Окончательно устроив все дела и приготовившись к отъезду, я отправилась вечером в Таврический дворец, где находилась императрица. Она меня осыпала любезностями, и я все не решалась проститься с ней. В обычный час императрица удалилась к себе, и я хотела попросить у нее позволения проститься с ней в ее комнате, но великий князь Александр и его прелестная супруга случайно загородили мой путь, разговаривая с князем Зубовым. Я шепнула Зубову, чтобы он меня пропустил, так как я хочу поцеловать руку императрицы в последний раз перед моим отъездом, решив уехать утром на следующий день. Он сказал мне: «Подождите немного» – и исчез. Я думала, что он пошел доложить государыне о моем желании проститься с ней, но прошло добрых полчаса, и никто за мной не приходил. Я вышла в соседнюю комнату и, встретив камердинера императрицы, поручила ему передать ей, что я желала бы поцеловать ее ручку перед отъездом из Петербурга. Через четверть часа он вернулся и сказал, что императрица меня ожидает. Каково было мое удивление, когда, входя к ней, я увидела вместо ясного, спокойного выражения лица, которое у нее было весь вечер, – физиономию возмущенную и даже с признаками гнева. Вместо сердечного прощания она сказала мне только:

 

– Желаю вам счастливого пути, княгиня.

Когда человек привык судить себя строго и совесть его ни в чем не упрекает, ему трудно угадать не заслуженные им чувства других. Так было и в данном случае. Я предположила, что императрица получила дурные известия, взволновавшие ее, внутренне помолилась о ее спокойствии и благополучии и удалилась. На следующий день ко мне приехал проститься Новосильцов[221], родственник Марии Саввишны, приближенного лица императрицы, пользовавшегося ее доверием.

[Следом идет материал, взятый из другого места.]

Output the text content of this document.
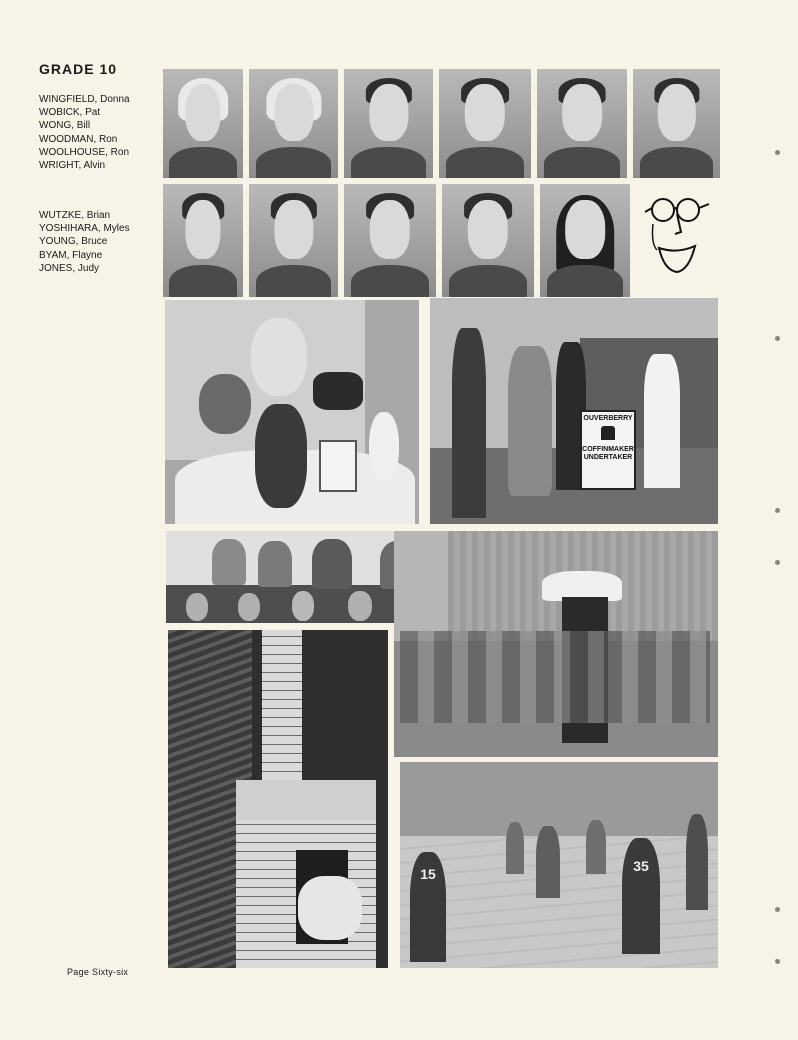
GRADE 10
WINGFIELD, Donna
WOBICK, Pat
WONG, Bill
WOODMAN, Ron
WOOLHOUSE, Ron
WRIGHT, Alvin
WUTZKE, Brian
YOSHIHARA, Myles
YOUNG, Bruce
BYAM, Flayne
JONES, Judy
OUVERBERRY
COFFINMAKER
UNDERTAKER
15	35
Page Sixty-six
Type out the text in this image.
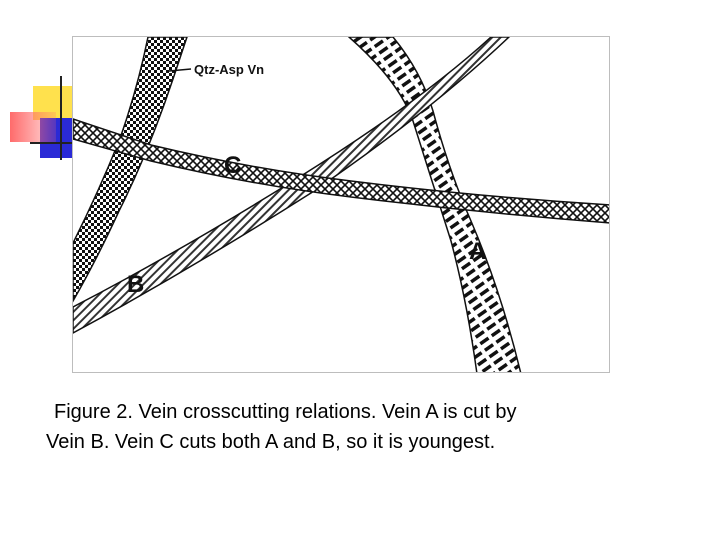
Qtz-Asp Vn
C
A
B
Figure 2. Vein crosscutting relations. Vein A is cut by
Vein B. Vein C cuts both A and B, so it is youngest.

Я спросила его, не приезжал ли вчера курьер с дурными вестями, так как я нашла государыню сразу так заметно изменившейся. Новосильцов приехал из дворца и, конечно, знал бы от своей родственницы, если бы случилось что-нибудь особенное, но он положительно уверял меня, что императрица дурных вестей не получала и что она утром была в отличном настроении духа.

Я не знала, чему приписать прием, который я встретила у императрицы, но вскоре получила письмо от статс-секретаря Трощинского, объяснившее мне эту загадку. К нему был приложен счет портного, подписанный моей дочерью и ее мужем, и очень трогательное и вкрадчивое прошение этого портного к императрице. Трощинский от имени императрицы выражал удивление, что я, обязавшись заплатить долги моей дочери, уезжаю из Петербурга, не сдержав своего слова. Должна сознаться, что я пришла в сильное негодование и тут решила не возвращаться более в Петербург. Я ответила Трощинскому, что удивляюсь еще больше ее величества тому, как она могла остановиться на минуту на столь унизительной для меня мысли, и вернула счет, прося передать императрице, что если она велит его рассмотреть, то увидит, что это счет мужского портного, поставлявшего одежду самому Щербинину и ливреи его лакеев; а так как я не брала на себя обязательства платить долги моего зятя, владевшего состоянием, равным моему, то и отослала этого портного[222] к опекуну Щербинина, который в моем присутствии обещал заплатить ему через два месяца, и портной ушел при мне совершенно удовлетворенный. Я добавила, что если он впоследствии передумал или если кто-нибудь с целью повредить мне научил его написать это прошение, то несправедливо заставлять меня нести ответственность за это.

Оказалось, что это прошение было действительно составлено приспешниками князя Зубова и сам Зубов (как я узнала впоследствии) передал его императрице в Таврическом дворце накануне моего отъезда, перед тем как меня к ней допустили. Несмотря на это, я обращалась с ним дружелюбно впоследствии, по восшествии на престол императора Александра и в особенности после его коронования в Москве, когда Зубов был в немилости.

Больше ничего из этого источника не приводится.